Security Access Controls for Issues - Feature Request
Overview of the challenge
There is currently no way to limit access to confidential issues to specific groups and users within a Project. We have a feature in Issues called "This issue is confidential and should only be visible to team members with at least Reporter access." This feature allows at least Reporters to have access to view the issue.
Core concern
It is my understanding that many people have Reporter access and most peoples are that level or higher, so most people will be able to view a confidential issue. The creator of the issue has no control over who has what role such as Reporter (due to the role being set at the Project level). If my issue was truly confidential, this would cause security and confidentiality concerns for me when using Issues, especially within an Enterprise environment.

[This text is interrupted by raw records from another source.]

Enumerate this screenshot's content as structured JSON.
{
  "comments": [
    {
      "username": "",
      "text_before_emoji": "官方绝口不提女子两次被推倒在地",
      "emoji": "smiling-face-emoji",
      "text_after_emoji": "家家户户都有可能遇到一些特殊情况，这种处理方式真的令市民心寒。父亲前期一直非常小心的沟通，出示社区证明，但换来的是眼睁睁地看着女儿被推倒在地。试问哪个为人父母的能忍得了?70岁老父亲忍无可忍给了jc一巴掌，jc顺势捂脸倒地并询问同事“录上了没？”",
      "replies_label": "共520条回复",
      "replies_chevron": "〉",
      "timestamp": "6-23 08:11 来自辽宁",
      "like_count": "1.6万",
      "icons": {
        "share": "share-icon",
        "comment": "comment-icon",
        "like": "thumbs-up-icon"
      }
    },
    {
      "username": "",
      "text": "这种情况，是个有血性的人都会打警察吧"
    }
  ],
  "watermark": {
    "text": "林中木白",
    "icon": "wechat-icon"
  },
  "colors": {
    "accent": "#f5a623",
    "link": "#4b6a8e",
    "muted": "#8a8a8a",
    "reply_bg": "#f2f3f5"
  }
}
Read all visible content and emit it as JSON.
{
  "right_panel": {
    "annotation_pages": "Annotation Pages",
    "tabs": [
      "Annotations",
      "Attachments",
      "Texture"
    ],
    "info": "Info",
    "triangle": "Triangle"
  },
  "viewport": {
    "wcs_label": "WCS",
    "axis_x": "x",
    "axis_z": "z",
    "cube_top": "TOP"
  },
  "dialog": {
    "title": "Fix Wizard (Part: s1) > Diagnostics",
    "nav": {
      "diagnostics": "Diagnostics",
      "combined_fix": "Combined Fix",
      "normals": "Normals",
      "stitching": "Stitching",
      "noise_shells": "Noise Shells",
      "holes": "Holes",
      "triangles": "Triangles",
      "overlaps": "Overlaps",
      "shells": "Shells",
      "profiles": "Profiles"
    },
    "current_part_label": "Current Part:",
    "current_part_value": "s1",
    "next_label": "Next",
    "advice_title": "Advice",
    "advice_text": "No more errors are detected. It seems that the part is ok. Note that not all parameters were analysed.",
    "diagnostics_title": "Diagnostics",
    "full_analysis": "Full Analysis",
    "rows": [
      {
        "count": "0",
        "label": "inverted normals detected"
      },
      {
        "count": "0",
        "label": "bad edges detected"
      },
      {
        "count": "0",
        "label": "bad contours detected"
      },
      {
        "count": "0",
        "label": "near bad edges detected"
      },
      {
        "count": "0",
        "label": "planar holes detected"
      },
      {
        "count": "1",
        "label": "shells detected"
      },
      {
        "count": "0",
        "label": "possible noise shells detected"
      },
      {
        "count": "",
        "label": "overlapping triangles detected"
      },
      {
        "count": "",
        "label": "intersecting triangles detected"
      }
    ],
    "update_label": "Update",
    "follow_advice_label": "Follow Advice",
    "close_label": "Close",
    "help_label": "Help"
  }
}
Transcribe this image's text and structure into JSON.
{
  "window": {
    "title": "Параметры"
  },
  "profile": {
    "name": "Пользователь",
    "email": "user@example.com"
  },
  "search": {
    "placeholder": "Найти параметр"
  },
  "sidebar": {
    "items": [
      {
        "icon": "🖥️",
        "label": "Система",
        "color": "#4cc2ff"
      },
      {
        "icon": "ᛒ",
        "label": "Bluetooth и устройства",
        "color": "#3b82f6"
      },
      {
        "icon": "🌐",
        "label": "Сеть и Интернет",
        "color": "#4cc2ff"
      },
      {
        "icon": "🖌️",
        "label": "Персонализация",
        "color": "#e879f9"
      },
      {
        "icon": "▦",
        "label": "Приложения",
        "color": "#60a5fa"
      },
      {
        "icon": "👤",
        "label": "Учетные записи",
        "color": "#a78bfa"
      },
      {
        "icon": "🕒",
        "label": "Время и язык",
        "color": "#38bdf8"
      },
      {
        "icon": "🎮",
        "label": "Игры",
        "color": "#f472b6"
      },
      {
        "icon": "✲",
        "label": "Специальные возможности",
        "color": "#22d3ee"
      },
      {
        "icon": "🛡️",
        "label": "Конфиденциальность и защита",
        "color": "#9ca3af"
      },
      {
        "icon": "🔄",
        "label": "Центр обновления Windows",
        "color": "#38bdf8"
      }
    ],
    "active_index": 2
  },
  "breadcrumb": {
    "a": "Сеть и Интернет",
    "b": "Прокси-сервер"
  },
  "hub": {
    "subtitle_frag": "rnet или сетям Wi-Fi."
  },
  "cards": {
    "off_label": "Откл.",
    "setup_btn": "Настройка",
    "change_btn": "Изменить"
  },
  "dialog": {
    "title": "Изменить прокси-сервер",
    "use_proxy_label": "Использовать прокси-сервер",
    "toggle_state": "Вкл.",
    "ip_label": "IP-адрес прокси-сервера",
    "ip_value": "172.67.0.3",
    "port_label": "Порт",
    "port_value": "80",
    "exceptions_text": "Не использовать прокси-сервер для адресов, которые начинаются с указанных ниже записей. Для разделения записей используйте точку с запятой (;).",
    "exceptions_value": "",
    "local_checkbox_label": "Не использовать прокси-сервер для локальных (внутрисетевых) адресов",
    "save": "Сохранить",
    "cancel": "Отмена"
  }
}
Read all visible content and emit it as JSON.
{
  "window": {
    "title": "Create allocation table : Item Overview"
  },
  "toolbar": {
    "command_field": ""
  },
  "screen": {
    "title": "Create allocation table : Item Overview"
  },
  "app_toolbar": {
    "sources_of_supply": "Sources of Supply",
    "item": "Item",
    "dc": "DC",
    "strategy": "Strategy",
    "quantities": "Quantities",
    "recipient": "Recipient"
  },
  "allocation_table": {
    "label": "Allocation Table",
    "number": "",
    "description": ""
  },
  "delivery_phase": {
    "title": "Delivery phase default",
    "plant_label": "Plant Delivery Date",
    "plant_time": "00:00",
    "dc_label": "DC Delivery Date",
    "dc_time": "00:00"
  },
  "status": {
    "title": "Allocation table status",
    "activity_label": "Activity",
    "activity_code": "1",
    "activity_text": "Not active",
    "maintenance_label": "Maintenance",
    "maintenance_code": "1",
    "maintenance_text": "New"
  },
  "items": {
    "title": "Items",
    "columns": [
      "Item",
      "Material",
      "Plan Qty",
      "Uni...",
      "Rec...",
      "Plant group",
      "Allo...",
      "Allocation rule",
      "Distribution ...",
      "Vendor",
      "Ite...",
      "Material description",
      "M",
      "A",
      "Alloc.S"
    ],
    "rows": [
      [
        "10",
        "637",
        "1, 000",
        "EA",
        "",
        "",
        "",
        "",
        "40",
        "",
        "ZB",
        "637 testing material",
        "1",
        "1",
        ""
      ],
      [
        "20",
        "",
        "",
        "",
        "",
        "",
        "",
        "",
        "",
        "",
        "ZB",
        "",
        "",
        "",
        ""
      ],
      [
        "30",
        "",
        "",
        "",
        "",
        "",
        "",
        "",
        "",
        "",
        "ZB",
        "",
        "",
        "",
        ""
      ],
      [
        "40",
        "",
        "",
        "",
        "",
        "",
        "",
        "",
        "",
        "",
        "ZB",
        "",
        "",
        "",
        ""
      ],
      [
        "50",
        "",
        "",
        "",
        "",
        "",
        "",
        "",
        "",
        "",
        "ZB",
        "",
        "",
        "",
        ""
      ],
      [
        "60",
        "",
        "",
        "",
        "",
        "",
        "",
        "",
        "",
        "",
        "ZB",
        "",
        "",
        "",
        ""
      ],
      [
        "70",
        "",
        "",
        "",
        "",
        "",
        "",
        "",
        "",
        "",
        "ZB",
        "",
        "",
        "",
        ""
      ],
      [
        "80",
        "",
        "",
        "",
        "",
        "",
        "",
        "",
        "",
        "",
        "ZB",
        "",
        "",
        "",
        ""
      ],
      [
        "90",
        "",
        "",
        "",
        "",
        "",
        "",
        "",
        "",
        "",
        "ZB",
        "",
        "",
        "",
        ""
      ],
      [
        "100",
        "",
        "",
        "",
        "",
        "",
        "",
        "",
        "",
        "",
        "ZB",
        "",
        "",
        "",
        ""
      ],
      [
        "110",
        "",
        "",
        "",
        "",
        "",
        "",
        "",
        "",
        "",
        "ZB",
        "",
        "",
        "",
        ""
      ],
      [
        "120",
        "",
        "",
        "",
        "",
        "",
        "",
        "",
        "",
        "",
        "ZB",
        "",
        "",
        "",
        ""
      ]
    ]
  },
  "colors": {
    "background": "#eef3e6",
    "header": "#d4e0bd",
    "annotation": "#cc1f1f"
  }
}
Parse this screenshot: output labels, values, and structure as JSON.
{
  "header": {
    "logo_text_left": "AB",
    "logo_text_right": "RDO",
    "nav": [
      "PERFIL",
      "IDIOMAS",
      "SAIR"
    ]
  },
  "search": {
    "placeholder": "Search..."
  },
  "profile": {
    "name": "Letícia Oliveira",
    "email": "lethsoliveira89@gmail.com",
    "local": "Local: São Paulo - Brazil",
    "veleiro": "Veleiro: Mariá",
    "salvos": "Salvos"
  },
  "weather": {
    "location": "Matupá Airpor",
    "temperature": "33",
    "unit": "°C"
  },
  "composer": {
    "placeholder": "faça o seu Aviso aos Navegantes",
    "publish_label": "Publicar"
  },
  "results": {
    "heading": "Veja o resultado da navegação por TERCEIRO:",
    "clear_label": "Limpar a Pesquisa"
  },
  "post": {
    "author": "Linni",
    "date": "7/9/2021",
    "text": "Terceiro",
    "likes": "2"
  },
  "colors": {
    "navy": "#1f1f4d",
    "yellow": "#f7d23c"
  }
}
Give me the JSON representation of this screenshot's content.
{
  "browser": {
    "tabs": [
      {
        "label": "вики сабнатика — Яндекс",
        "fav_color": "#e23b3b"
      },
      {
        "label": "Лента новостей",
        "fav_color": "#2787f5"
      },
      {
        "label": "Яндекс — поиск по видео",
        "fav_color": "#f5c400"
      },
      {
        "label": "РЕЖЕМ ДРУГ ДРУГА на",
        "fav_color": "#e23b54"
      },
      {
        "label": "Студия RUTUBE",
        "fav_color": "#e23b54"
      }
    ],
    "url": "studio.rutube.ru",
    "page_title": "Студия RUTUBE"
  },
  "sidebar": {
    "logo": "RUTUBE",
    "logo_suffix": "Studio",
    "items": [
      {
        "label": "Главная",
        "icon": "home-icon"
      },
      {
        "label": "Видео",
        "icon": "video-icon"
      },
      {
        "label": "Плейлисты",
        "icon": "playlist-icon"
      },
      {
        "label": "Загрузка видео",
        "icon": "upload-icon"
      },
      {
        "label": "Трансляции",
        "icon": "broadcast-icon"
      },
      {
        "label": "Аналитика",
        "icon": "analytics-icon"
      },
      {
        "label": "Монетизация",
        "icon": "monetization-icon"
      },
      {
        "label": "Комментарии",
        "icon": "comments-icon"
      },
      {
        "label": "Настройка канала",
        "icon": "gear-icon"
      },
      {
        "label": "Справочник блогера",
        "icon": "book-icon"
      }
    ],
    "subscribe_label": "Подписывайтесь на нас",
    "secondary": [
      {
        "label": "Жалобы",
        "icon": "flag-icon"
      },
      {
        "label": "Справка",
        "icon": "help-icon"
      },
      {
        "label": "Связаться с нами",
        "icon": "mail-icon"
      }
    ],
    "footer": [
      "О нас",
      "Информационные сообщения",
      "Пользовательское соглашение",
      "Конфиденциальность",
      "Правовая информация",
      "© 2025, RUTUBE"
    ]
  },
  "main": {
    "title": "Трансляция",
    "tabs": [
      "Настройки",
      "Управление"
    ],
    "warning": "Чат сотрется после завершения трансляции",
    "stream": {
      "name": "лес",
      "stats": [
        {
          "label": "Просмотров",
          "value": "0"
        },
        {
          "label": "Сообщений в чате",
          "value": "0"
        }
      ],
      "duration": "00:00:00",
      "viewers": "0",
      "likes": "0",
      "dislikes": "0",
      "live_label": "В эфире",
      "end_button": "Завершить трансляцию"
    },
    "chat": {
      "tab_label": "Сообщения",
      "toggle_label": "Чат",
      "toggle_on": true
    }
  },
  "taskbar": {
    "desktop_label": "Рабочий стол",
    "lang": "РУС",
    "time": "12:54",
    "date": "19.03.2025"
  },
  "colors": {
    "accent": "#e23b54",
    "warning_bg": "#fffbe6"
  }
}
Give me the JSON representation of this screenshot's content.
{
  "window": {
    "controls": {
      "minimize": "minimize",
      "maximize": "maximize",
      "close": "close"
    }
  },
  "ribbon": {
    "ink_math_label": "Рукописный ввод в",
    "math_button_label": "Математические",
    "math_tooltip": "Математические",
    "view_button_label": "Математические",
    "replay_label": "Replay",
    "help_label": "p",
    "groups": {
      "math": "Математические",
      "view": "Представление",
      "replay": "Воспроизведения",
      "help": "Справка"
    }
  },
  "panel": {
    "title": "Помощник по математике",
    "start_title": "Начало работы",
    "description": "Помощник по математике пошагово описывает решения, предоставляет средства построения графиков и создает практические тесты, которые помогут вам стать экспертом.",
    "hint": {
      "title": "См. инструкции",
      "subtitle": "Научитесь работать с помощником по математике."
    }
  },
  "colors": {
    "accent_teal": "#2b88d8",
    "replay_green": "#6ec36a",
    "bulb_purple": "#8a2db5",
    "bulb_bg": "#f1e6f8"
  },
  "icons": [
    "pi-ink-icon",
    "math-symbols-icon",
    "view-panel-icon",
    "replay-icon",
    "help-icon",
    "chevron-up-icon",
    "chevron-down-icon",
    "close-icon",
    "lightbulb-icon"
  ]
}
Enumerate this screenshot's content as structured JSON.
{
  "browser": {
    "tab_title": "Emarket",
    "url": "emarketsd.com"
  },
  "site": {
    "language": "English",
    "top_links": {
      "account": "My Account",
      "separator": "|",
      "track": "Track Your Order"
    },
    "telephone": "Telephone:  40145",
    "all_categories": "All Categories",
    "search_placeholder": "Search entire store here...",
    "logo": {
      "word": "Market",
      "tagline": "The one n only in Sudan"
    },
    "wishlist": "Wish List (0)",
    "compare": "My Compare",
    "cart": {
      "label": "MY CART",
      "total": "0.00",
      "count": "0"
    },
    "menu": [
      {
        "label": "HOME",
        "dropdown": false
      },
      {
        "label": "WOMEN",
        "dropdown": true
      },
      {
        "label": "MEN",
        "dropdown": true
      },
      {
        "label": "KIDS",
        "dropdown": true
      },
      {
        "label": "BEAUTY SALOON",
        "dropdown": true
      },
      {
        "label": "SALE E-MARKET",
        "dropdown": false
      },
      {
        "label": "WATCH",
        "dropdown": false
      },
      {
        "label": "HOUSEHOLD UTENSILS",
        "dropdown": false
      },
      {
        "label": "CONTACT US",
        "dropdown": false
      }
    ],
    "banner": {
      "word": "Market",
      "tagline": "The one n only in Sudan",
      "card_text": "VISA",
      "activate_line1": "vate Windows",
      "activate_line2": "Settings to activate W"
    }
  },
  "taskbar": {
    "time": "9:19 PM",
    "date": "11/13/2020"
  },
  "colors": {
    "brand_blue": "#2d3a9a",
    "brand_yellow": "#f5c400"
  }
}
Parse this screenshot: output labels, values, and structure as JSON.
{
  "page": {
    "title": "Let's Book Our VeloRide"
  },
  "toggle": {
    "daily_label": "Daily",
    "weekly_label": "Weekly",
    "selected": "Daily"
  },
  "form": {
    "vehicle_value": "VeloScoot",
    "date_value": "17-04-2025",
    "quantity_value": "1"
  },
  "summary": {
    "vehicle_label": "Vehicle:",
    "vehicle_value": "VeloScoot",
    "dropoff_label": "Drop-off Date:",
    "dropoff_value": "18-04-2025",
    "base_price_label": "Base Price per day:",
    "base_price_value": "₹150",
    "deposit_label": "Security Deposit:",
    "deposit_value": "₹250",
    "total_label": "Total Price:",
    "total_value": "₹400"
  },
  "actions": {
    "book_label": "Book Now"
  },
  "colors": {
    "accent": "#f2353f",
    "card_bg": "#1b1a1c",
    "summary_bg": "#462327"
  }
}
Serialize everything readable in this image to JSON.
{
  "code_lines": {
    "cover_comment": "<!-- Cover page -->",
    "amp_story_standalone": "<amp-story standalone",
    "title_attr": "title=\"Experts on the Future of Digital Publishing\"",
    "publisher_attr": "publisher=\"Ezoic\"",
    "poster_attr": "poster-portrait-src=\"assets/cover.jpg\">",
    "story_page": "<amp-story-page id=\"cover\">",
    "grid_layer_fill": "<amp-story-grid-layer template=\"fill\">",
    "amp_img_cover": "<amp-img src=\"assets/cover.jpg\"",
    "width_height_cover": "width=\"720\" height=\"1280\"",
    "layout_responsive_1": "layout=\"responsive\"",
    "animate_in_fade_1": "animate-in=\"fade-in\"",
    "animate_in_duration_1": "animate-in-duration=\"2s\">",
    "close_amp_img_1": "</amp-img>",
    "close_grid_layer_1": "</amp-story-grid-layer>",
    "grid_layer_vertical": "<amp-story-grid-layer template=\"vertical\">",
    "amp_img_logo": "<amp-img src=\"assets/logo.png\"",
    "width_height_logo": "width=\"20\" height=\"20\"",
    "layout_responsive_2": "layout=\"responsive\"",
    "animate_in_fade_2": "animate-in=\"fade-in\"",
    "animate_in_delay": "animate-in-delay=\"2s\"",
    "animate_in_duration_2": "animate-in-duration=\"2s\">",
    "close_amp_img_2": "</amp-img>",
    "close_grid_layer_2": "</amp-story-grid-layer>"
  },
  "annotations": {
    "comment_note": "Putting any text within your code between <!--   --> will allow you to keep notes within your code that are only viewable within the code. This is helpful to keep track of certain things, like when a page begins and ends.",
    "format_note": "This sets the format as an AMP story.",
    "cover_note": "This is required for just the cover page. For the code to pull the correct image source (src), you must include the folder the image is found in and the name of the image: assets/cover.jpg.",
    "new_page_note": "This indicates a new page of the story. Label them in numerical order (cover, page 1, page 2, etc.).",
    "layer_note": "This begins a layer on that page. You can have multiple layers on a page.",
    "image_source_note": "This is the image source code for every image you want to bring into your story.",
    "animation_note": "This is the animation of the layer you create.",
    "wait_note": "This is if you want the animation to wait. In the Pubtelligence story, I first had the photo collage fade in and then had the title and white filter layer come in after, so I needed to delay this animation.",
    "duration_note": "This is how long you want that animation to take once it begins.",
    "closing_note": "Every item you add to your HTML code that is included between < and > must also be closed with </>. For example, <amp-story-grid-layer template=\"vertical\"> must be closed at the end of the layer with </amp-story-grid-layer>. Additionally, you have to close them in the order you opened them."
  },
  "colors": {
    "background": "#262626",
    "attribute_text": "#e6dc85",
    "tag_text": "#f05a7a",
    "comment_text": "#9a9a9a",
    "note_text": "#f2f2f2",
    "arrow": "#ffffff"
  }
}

Considerations and value add
- This feature would be ideal for Enterprise-grade customers with large complex projects like www-gitlab-com or groups of projects.
- The addition of this feature would help solve potential compliance challenges such as FISMA (i.e...NIST 800-53 controls like AC-6 Least Privilege)
- Access controls are a good way to mitigate the impact of a compromised account
- There could be other areas within GitLab outside of Issues that this feature could come into play. I could see a situation where this could scale throughout the product.
Recommendation
Create access controls management features such as functional privileges which can be tied around individual and groups of users to manage access and privileges within Issues.